By Kalli White
SALT LAKE CITY — State lawmakers are considering abolishing the barrier required in restaurants to shield customers from liquor dispensing — a barrier often referred to as the “Zion curtain.”
Current liquor laws have been highly debated throughout the state. During the 2015 general legislative session, Rep. Kraig Powell, R-Heber City, introduced HB339 in hopes of compromising with Zion’s controversial curtain. However, the bill did not pass, despite lawmakers’ consensus that some sort of compromise still needs to be made. Recently, Senate leaders discussed making another run at a bill.
“(The Zion curtain) discourages national chains from readily developing in Utah. Plus, most restaurants drive from the selling of alcohol,” said Utah restaurateur Joseph Kent. “While I can understand lawmakers’ concerns, I do feel like it creates a disincentive for national chains and independent restaurants to thrive in the economy.”
Cortney Anderson is what he calls a “transplant” to Utah from Buffalo, New York, and has said the Zion curtain is unnecessary and, at times, counterproductive in its goals to save children from alcohol abuse.
“Hiding alcohol from children will not stop them from drinking. In fact, just the opposite will happen,” Anderson said. “It absolutely hinders children’s understanding of alcohol. If they don’t see it and it’s hidden, they won’t ask questions … It is scary that they might learn about it in an uncontrolled setting.”
Anderson is not alone in his doubts about current state liquor laws. BYU student Emily Christensen, who is 23-years-old, has never consumed alcohol and says she doesn’t plan on it. Yet, as a Utah native, she still says, “I feel the Zion curtain is unnecessary.”
“If people want alcohol then they will find it, but if it’s something they don’t believe in then they wont seek it out. It doesn’t matter if they know it is there or not,” Christensen said.
Senate leadership said the senate is aware of voters’ desires to change Utah’s liquor laws. Still, no bills regarding the Zion curtain have made it past the drafting stages so far in the 2016 general session.
Supporters of Utah’s current liquor law say abolishing the Zion curtain would only benefit those who drink alcohol and not those who wish to not be involved with alcoholic products.
Powell’s bill suggests allowing restaurants to have lounges or bars that would be off-limits to minors.
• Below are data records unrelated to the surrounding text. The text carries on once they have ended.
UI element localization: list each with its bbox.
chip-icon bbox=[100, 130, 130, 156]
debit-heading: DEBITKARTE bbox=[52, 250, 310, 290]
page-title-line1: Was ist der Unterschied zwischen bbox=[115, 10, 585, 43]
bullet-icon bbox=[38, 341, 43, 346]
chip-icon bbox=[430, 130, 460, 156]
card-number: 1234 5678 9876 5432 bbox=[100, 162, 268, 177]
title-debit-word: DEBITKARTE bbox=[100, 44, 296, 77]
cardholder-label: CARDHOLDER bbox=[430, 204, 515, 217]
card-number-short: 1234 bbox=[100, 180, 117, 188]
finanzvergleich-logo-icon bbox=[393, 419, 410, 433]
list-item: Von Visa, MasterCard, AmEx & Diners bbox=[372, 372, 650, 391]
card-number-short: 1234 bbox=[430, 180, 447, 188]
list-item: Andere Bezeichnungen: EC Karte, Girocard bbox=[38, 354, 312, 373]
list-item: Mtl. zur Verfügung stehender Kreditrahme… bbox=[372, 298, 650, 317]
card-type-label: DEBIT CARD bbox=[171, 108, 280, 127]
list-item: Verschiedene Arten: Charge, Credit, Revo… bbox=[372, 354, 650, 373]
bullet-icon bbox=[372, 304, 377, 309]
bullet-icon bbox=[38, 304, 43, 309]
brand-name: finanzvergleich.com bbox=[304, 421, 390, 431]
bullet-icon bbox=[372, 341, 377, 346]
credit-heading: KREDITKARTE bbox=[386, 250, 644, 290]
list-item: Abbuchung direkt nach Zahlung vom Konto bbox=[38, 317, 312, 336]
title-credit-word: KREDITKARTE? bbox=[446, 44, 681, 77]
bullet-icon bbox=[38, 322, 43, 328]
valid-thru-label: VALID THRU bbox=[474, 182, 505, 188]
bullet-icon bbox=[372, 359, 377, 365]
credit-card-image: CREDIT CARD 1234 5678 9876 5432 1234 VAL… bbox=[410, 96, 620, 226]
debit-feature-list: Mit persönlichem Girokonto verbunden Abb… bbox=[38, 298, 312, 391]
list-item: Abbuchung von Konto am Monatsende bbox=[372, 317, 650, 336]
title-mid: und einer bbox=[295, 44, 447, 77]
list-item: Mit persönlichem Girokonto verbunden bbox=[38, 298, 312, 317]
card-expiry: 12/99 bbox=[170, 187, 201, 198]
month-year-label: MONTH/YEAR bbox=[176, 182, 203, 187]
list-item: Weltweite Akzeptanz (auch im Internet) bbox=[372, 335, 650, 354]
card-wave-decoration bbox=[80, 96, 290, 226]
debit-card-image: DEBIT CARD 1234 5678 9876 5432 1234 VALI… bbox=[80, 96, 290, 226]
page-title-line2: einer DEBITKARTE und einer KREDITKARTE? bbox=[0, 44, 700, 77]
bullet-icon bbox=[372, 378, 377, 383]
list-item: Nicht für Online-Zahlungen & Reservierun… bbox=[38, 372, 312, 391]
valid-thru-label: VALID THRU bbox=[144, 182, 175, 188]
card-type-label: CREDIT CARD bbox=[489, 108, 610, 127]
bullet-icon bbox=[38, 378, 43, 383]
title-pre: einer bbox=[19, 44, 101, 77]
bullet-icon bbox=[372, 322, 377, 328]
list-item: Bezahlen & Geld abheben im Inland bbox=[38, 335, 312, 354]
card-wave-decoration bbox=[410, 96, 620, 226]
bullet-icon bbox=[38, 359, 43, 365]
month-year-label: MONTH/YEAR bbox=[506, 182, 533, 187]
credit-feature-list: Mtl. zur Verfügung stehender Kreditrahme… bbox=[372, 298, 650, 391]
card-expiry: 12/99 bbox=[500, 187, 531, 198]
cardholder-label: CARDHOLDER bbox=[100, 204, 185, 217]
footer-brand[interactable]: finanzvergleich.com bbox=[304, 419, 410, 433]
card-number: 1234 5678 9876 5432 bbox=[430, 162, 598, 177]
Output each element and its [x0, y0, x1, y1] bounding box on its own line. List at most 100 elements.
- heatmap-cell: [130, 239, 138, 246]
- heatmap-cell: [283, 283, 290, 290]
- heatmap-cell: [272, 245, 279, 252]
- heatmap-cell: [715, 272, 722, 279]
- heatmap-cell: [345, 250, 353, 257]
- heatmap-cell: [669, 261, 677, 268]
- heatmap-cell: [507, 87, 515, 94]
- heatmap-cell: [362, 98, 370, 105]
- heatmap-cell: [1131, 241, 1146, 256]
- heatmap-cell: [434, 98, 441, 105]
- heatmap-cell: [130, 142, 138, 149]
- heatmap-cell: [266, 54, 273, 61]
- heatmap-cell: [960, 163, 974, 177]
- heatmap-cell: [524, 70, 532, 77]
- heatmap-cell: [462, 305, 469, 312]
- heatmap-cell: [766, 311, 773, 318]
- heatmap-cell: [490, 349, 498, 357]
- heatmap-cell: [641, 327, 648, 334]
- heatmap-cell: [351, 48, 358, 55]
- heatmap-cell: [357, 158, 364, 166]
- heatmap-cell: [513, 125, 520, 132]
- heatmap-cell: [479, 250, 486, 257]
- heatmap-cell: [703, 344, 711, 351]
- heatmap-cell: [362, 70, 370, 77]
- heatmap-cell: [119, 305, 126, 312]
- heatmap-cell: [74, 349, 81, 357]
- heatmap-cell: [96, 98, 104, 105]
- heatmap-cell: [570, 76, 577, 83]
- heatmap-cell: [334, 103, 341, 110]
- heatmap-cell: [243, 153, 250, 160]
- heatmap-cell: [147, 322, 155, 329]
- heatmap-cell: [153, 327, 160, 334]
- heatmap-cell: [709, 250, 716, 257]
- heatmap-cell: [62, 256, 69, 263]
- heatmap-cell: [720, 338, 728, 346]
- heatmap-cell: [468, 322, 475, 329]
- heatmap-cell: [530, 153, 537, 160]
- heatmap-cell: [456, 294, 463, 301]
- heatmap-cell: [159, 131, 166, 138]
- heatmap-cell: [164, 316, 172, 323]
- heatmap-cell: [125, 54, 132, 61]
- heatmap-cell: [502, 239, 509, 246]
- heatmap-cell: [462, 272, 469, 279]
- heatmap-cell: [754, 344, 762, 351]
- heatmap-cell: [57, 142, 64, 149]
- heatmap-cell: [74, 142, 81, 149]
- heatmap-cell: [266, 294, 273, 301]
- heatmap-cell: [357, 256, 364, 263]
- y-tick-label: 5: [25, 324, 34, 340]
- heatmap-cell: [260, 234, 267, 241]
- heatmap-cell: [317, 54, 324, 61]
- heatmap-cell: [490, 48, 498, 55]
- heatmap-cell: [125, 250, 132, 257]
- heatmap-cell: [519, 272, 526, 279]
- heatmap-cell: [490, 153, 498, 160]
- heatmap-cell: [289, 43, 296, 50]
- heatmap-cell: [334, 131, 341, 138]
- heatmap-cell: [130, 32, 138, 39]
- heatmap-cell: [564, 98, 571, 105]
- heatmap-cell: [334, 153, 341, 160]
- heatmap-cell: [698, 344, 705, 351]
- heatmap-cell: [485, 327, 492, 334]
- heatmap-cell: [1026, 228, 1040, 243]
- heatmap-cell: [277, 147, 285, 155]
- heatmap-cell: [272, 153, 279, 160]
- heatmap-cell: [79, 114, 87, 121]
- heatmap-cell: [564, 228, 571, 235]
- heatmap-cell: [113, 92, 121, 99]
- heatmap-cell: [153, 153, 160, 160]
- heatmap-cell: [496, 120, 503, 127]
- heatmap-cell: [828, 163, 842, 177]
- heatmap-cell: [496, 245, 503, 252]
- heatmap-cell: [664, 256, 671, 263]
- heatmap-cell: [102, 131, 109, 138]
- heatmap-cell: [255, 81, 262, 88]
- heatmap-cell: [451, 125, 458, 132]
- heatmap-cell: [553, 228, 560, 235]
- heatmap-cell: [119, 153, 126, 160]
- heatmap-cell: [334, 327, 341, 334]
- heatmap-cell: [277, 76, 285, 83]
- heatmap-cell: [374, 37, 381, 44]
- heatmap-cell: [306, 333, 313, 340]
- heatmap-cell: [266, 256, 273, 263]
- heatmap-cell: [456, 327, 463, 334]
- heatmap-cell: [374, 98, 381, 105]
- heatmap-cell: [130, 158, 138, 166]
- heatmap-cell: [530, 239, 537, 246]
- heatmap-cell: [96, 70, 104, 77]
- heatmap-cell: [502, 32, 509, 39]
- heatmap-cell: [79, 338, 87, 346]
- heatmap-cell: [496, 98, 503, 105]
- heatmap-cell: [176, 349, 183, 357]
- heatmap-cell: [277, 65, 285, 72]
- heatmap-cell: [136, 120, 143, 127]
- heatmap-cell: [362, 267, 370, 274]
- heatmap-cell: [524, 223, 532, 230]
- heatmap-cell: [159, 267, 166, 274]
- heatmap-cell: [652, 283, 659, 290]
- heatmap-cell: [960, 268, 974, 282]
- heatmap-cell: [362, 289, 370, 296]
Instead of a wall shielding the alcohol from the customers, a sign would read, “Notice: this establishment prepares and dispenses alcoholic products in public view.”
“I think anything that would let the guest choose and un-inhibit business would be great,” said Kent. “We need to balance the needs of the general public, but at the same time we need to not keep business from doing business.”
Anderson said he feels it’s a good idea to let parents decide whether or not they will eat at a restaurant with a bar visible to their children, but also believes there is a better way.
“The state does not force restaurants to have bars, so please don’t force restaurants to not have bars,” Anderson said.